Everywhere I go I am asked why people are no longer going into teaching. The statistics are indeed stark – a 42% drop in two years in Ohio, a 70% in 10 years in California and ACT says just 3.4% of kids taking the ACT want to go into teaching. It makes us wonder: Is the ed degree obsolete?

Immediately people point to the gap in pay or the job satisfaction as the main reason that this is happening.  But there is no actual data that I can find to support this. This is all anecdotal evidence – – which seems to drive most ed policy anyways.  But no hard facts.

I have also heard that because morale is low that many moms are telling their kids that they should not go into this profession.

But then I heard an answer that makes the most sense from a former TFA’er – she said that she knew she wanted to teach but would not get a teaching degree because it didn’t allow for future career opportunities. She knew if she got an English degree she could teach and then do something else later in her life.
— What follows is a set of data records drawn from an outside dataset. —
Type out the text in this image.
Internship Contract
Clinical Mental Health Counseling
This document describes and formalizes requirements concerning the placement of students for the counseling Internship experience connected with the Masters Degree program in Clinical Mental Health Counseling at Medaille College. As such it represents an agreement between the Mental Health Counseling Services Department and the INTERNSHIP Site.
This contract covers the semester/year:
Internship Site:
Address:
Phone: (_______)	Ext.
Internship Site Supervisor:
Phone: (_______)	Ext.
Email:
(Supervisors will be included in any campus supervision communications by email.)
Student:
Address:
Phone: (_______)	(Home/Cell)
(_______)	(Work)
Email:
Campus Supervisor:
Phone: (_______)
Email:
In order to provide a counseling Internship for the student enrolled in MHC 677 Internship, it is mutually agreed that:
Younger generations are not going to do anything for life. They will change careers and jobs based on their needs and desires.  They will not take a degree that locks them into one job for the next 35 years – they just don’t see that as practical. They want a degree that offers some flexibility.

So there you have it – serious anecdotal evidence, sample size of 1, that the serious decline of teaching majors has less to do with career and more to do with the limiting degree making the ed degree obsolete.